[Date Prev][Date Next][Thread Prev][Thread Next][Date Index][Thread Index]
Re: [lmi] Optimized integral power
From: |
Greg Chicares |
Subject: |
Re: [lmi] Optimized integral power |
Date: |
Thu, 22 Dec 2016 23:17:41 +0000 |
User-agent: |
Mozilla/5.0 (X11; Linux x86_64; rv:45.0) Gecko/20100101 Icedove/45.4.0 |
On 2016-12-22 14:45, Vadim Zeitlin wrote:
> On Thu, 22 Dec 2016 02:36:49 +0000 Greg Chicares <address@hidden> wrote:
>
> GC> Please take a look at commit 569b775d3ffc4afc526a83cb1a769f6d604101a8
> GC> and let me know if you see any reason to keep the std::pow() alternative,
> GC> now in a #if 0 ... #endif block. I'm inclined to remove it soon.
>
> I agree, I don't see how std::pow() could do better than what the new code
https://www.sgi.com/tech/stl/power.html#3
| This is in fact not the minimum possible number of multiplications:
| it is possible to compute the fifteenth power of x using only five
| multiplications, but power(x, 15) uses six.
But we needn't worry about that.

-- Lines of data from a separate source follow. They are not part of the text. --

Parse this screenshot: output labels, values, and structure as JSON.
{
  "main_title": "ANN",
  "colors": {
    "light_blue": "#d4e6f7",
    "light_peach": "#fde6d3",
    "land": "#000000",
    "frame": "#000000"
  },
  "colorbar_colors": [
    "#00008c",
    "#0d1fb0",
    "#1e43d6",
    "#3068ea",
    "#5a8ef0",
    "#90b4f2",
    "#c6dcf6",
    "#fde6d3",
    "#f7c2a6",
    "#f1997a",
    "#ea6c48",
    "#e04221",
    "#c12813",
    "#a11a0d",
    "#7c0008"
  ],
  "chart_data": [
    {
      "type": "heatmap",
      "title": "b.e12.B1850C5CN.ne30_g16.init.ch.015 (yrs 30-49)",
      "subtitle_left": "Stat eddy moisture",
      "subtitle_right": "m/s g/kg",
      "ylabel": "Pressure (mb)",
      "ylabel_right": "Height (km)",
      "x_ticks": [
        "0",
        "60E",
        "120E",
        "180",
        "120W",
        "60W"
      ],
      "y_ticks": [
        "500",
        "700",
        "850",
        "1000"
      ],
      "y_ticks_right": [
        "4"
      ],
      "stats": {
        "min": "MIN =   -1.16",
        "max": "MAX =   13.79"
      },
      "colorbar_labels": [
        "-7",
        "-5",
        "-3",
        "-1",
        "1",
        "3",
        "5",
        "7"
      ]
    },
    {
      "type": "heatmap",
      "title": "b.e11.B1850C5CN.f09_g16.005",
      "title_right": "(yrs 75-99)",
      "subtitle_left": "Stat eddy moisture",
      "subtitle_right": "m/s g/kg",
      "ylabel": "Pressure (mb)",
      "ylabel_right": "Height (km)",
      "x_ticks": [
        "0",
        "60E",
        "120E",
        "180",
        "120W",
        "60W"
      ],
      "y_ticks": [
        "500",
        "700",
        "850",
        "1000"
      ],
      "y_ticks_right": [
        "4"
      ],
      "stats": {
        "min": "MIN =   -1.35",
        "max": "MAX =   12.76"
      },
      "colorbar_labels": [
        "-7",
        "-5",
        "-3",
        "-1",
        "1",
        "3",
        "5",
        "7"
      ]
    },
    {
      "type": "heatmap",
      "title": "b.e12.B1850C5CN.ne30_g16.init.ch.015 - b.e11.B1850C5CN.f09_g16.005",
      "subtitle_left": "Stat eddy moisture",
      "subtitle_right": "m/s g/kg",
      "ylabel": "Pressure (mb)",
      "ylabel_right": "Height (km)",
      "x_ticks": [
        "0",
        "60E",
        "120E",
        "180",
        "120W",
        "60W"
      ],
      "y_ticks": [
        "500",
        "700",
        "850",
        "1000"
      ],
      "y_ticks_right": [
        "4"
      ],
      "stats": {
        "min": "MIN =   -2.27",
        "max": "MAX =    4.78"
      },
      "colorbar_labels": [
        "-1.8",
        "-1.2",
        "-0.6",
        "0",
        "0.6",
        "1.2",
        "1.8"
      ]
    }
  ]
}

As an amusing digression, though...
Instead of looking up that example, I was going to say X^9:
X3 = X*X*X 2 total multiplications
X9 = X3*X3 3 " "
whereas with binary powers:
X2 = X*X 1 total multiplications
X4 = X2*X2 2 total multiplications
X8 = X4*X4 3 total multiplications
X9 = X*X8 4 total multiplications
Am I missing something, or is Matt Austern's example not minimal
as I would have expected it to be, just because that's the way I
thought his mind might work?
Preliminarily, let
P = the power to which a number is to be raised
N = a number base (3 for ternary, e.g.)
RN = the base-N representation of P
NOD = the number of digits in a particular Rb
SOD = the sum of the digits in a particular Rb
QN = the total number of multiplications required to
calculate x^P with N-ary power precalculations
For any base-N representation RN, the first digit is free because
it's multiplied by N^0, which is unity. The next digit costs (N-1)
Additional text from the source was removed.